DAREDEVIL No. 4, April 2016 |
It’s easy to imagine that a number of the 43,741 collectors who bought Issue Four of “Daredevil” felt somewhat misled by the twenty-page periodical's action-packed cover
illustration. For although Charles Soule’s
narrative does indeed partially concern Bill Everett’s co-creation foiling
“the whole bomb maker’s Pantry” in the Red Hook neighbourhood of Brooklyn. The
costumed crime-fighter doesn’t actually do so in the company of the “veteran
super hero” Captain America, and seemingly prefers instead to undertake the distinctly solo
mission with the silver-haired Sentinel of Liberty simply providing
communications support from his supposed vantage point outside in the street;
“He might not be doing the fighting himself, but the problems get solved.”

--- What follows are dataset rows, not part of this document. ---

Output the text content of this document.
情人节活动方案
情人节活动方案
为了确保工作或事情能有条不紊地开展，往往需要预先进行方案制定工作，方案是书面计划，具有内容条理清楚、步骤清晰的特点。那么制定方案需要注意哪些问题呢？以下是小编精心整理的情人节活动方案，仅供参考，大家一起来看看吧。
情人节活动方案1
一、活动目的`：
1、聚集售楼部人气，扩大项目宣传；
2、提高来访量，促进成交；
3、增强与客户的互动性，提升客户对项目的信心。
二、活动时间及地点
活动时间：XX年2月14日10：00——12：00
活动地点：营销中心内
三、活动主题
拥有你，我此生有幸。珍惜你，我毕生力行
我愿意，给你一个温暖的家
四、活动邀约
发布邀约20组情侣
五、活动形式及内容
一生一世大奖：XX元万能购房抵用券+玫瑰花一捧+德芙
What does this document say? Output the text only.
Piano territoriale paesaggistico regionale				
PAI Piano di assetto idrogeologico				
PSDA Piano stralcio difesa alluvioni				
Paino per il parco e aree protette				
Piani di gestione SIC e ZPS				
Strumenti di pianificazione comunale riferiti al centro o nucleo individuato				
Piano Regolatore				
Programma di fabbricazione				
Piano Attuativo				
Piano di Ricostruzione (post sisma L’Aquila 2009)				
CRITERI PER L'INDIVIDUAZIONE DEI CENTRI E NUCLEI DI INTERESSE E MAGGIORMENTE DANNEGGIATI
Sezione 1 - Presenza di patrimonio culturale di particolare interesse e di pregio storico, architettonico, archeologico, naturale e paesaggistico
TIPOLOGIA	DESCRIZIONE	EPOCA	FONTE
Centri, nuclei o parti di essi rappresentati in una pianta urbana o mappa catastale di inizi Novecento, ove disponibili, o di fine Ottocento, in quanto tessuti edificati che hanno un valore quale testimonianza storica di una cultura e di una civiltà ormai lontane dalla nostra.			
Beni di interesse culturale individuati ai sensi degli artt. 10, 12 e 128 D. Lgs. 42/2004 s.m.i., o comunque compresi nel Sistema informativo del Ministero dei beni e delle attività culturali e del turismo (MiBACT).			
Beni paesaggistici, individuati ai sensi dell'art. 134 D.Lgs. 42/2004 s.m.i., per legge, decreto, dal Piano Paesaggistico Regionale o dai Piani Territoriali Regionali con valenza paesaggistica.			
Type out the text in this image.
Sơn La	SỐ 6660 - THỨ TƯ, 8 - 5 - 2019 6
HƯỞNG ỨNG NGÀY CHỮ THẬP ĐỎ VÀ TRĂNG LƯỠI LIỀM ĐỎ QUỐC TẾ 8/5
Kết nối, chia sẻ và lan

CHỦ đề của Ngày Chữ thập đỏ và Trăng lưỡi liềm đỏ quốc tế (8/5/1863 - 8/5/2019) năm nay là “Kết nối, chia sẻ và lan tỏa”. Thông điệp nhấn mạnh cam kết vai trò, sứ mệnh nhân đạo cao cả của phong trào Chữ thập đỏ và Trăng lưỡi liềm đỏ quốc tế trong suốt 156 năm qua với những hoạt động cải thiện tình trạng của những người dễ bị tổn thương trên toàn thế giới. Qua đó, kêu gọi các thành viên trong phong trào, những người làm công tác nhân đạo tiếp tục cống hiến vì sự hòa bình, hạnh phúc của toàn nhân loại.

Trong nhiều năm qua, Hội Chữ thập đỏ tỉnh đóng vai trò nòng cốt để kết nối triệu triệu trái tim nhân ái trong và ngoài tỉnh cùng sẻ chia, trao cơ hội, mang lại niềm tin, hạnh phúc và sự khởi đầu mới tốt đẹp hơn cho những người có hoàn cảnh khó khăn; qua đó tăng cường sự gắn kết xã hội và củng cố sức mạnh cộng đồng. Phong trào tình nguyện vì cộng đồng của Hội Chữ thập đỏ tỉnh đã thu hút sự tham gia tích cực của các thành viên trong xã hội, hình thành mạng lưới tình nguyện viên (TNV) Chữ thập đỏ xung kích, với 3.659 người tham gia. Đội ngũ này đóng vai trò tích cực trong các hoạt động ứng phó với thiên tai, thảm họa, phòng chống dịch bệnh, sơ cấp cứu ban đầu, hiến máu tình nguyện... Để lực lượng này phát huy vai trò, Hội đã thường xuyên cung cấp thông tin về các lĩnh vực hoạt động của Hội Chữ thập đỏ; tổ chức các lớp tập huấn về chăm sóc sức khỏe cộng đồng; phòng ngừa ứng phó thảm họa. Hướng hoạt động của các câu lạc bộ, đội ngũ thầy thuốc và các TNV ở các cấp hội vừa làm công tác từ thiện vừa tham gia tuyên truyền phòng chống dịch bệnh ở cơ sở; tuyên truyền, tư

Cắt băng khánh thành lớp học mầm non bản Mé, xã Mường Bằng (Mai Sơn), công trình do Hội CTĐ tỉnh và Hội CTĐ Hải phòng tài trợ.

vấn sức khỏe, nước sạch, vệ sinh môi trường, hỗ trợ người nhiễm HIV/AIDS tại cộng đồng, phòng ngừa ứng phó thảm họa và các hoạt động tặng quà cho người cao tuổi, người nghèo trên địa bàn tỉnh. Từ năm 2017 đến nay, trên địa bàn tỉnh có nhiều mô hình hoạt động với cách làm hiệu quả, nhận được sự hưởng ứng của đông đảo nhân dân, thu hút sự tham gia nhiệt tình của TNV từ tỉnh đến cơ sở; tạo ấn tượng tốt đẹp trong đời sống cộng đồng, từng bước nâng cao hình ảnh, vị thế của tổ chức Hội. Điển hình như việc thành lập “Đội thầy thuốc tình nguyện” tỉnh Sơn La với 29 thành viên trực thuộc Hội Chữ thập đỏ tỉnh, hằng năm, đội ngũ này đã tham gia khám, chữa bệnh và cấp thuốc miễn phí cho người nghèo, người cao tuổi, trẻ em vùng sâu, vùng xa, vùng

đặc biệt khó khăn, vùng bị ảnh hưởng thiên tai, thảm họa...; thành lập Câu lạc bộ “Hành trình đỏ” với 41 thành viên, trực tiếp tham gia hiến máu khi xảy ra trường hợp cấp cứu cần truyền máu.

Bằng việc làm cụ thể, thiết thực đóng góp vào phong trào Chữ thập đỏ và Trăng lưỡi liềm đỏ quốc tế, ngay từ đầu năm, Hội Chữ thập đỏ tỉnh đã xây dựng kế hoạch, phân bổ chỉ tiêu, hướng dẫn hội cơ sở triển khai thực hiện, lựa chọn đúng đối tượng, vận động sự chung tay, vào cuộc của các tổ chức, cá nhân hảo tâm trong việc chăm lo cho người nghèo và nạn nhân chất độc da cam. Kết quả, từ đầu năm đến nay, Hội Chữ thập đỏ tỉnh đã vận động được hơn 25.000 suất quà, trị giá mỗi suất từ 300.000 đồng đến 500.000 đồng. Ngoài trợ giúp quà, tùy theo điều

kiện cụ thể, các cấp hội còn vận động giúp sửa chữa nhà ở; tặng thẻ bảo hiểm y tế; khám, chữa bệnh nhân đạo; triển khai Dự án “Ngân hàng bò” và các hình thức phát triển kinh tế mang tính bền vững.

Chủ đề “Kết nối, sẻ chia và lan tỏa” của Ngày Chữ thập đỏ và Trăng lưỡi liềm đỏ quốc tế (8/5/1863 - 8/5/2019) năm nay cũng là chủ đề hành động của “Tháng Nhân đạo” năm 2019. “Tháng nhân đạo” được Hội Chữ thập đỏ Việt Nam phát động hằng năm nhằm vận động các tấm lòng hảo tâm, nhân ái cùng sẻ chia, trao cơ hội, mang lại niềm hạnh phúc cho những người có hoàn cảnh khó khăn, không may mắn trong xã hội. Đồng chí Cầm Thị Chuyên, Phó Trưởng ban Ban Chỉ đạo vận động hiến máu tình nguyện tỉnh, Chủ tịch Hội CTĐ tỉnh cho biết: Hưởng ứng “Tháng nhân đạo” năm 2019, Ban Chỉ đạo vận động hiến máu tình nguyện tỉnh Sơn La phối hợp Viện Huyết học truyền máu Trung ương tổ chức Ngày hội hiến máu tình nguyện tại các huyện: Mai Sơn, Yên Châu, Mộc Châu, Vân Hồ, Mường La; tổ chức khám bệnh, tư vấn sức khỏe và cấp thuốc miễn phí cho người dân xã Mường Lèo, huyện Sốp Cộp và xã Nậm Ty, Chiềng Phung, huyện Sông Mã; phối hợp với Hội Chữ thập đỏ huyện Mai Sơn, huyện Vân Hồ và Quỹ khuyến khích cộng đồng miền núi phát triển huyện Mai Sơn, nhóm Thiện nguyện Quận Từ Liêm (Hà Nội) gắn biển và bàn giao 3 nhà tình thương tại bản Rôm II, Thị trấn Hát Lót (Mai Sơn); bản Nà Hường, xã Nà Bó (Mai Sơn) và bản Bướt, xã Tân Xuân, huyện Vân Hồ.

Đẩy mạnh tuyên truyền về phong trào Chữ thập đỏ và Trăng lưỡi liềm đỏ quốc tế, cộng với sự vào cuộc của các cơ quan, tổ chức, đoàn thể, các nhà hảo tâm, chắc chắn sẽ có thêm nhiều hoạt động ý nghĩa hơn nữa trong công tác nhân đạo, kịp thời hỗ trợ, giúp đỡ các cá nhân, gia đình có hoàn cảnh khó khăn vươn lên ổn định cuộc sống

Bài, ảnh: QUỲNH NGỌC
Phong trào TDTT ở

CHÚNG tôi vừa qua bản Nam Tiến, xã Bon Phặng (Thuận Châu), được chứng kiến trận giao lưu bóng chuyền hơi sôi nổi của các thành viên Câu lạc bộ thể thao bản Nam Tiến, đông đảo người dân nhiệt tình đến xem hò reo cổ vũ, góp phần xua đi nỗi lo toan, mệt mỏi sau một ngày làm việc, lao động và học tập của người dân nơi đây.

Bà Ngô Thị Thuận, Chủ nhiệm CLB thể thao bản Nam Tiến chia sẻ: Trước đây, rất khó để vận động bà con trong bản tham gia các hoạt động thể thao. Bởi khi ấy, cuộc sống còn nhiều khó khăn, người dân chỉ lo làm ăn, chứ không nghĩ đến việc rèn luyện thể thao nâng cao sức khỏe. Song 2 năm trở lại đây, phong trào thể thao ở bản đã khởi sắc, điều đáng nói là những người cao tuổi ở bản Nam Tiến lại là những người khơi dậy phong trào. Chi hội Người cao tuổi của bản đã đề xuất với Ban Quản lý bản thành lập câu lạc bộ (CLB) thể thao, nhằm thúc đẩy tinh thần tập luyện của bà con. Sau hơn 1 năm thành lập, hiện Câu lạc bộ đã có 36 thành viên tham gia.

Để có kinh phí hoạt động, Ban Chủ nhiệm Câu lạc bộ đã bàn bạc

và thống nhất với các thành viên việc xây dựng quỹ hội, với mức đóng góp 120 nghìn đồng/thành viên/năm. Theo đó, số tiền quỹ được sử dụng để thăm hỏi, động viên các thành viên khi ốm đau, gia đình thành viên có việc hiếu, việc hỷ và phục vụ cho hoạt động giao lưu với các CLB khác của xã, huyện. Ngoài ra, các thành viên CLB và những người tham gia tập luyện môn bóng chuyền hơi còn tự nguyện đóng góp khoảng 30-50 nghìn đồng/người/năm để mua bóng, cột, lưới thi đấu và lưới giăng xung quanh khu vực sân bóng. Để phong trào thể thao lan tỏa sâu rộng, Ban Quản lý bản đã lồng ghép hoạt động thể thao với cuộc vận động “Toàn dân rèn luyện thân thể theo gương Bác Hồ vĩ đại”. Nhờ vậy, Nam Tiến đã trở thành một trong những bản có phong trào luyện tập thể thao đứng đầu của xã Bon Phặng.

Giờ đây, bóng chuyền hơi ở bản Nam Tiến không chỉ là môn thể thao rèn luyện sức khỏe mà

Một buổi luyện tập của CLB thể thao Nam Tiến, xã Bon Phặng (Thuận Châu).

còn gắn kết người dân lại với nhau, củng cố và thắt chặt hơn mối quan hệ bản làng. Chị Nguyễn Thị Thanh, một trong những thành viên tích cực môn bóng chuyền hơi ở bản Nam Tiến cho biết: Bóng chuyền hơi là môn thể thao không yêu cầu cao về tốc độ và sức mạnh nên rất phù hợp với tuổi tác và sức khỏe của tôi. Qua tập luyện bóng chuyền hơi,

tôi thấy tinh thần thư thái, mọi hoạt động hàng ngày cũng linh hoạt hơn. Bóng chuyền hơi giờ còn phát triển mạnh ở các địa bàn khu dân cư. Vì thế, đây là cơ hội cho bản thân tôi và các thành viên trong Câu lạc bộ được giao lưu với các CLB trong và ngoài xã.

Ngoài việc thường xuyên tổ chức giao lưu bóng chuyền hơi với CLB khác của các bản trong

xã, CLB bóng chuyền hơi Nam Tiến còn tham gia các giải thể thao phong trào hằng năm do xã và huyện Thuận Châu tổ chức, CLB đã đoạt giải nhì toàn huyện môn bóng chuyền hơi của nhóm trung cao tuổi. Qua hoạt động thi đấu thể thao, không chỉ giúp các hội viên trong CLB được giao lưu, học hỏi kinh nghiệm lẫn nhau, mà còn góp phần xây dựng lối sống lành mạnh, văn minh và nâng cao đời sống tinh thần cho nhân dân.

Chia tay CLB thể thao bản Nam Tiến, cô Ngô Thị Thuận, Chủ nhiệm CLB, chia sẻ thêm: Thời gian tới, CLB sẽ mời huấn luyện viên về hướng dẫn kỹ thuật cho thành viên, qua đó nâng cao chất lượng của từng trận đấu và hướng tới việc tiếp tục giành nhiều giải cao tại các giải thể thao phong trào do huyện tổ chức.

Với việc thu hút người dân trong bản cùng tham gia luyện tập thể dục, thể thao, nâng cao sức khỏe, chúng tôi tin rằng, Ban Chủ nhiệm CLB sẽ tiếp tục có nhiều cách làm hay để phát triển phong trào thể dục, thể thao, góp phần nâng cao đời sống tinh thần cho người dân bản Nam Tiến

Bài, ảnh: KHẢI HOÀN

Equally as frustrating, though perhaps less ambiguous, is
the Brooklyn-born writer’s secondary suggestion that Matt Murdock’s alter-ego has
actually turned to the elderly Steve Rogers for some much needed guidance in dealing with the blind lawyer's current foe, Tenfingers. The entire sequence depicting Hornhead’s fraught mission to defuse
the detonator before it takes “down the whole damn building” is painfully
punctuated with the athletic acrobat’s hopes that the World War Two veteran can
help dispel his personal doubts as to how best to defeat the Chinese
crime-lord. Yet at the end of the magazine when the former Avenger asks him why
“you called me in the first place”, the supposed Man Without Fear simply
mumbles “Just… reassurance, maybe.”
Admittedly, Samuel Chung’s revelation to his
eight-fingered mother that he is the Church of the Sheltering Hands’ mysterious
“enemy” she so earnestly wishes to personally eliminate, does in some way
further progress the title’s over-arching story concerning the disfigured
magician’s plans to build “a power base in Chinatown.” But even their
subsequent enthralling exchange of blows is short-lived as a result of The Hand’s
abrupt return, and infuriatingly only hints at the potential exploration of an
infinitely more complicated relationship between illegal immigrant and his
misguided parent in a future publication.
Ron Garney and Goran Sudzuka’s pencilling for this comic
book is also rather disappointing in many respects. The creative collaborators' breakdowns showing Daredevil’s billy club zinging around the residential
apartment block, brutally battering the bombers’ heads and legs are well enough
dynamically drawn. However the same cannot be said for some of their
illustrations of Steve Rogers, the actual bombers or Blindspot’s mother.